Geschichte & Wissenswertes

Der Conciato Romano wird oft als der älteste Käse Italiens bezeichnet, da seine Herstellungsmethode bereits von römischen Schriftstellern wie Martial und Plinius dem Älteren beschrieben wurde. Tatsächlich reichen seine Wurzeln vermutlich noch weiter zurück, in die Zeit der vorrömischen Bevölkerung Mittelitaliens, der Samniten und Osker, die in den Bergen Kampaniens eine entwickelte Hirtenkultur unterhielten. Schon damals stellte sich das Grundproblem aller mediterranen Hirtengesellschaften: Wie konserviert man die kostbare, im Frühling und Frühsommer reichlich fließende Schafmilch, sodass sie auch in den mageren Wintermonaten nahrhafte Substanz liefert? Die Antwort lautete: durch lange, anaerobe Reifung in versiegelten Tongefäßen.

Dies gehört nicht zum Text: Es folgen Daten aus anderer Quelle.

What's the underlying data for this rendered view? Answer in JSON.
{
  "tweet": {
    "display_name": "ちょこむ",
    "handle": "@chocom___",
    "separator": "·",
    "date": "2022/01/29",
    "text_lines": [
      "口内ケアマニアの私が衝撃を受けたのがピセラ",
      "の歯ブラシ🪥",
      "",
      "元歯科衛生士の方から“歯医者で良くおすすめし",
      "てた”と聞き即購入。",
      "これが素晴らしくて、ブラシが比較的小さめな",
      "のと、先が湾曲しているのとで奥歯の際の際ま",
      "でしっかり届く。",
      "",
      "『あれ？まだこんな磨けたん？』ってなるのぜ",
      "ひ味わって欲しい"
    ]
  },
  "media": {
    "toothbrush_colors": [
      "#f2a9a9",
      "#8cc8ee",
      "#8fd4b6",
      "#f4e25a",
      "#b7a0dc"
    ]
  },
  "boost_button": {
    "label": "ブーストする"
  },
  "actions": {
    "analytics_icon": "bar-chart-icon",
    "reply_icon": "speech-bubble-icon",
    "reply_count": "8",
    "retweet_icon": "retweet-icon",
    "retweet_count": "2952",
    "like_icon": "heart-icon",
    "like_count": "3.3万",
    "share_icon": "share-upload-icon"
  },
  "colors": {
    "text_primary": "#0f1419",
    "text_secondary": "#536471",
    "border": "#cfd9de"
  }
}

Seine Heimat ist das Gebiet der Berge von Caserta im nördlichen Kampanien, eine Landschaft aus erloschenen Vulkanen, Eichenwäldern und steilen Weiden, die für intensive Landwirtschaft ungeeignet, für extensive Schafhaltung aber geradezu prädestiniert ist. Die Technik der conciatura, also des Anrichtens oder Verarbeitens, wurde entwickelt, um den Käse über extrem lange Zeiträume haltbar zu machen, indem er in luftdicht verschlossenen Gefäßen reift. Die Produktion beginnt mit der Gewinnung von Schafmilch, die mit Lab dickgelegt und in kleinen Formen gepresst wird. Verwendet wird traditionell Lammlab, das nicht nur die Gerinnung auslöst, sondern auch Lipasen einbringt, die später für die charakteristische scharfe Note mitverantwortlich sind.

Nach einer ersten Trocknungsphase an der Luft beginnt die entscheidende Veredelung. Die Käselaibe werden in einer Flüssigkeit aus Olivenöl, Weinessig, Casavecchia-Wein und Piperna (einem wilden Thymian-ähnlichen Kraut aus der Region) gewaschen. Casavecchia ist eine autochthone Rebsorte des Gebiets, deren tanninreiche Struktur eine antimikrobielle Wirkung entfaltet. Piperna, in anderen Regionen auch als Pimpinella oder serpillo bekannt, gehört zur Familie der Lippenblütler und bringt ätherische Öle ein, die sowohl konservierend wirken als auch das spätere Aroma prägen. Anschließend werden die Käselaibe in Terrakotta-Amphoren, den Orcis, geschichtet und für mindestens sechs Monate, oft aber bis zu zwei Jahre, versiegelt. Die Wahl des Tongefäßes ist nicht zufällig; die Mikroporosität des Tons erlaubt eine minimale, kontrollierte Atmung, ohne dass Sauerstoff in nennenswerter Menge eindringt.

In diesem anaeroben Milieu findet eine langsame Fermentation statt, die dem Käse seine charakteristische Schärfe und sein dunkles Profil verleiht. Die Mikroorganismen, die unter Sauerstoffabschluss überleben, bauen Fette und Eiweiße auf eine völlig andere Weise ab als bei aeroben Reifeverfahren. Das Ergebnis ist ein Käse, der oft als brennend, fast vinös, mit Noten von gebranntem Holz, Pilzen und konzentrierter Schafsmilch beschrieben wird. Die Konsistenz ist hart bis brüchig, die Oberfläche dunkel, oft fast schwarz gefleckt.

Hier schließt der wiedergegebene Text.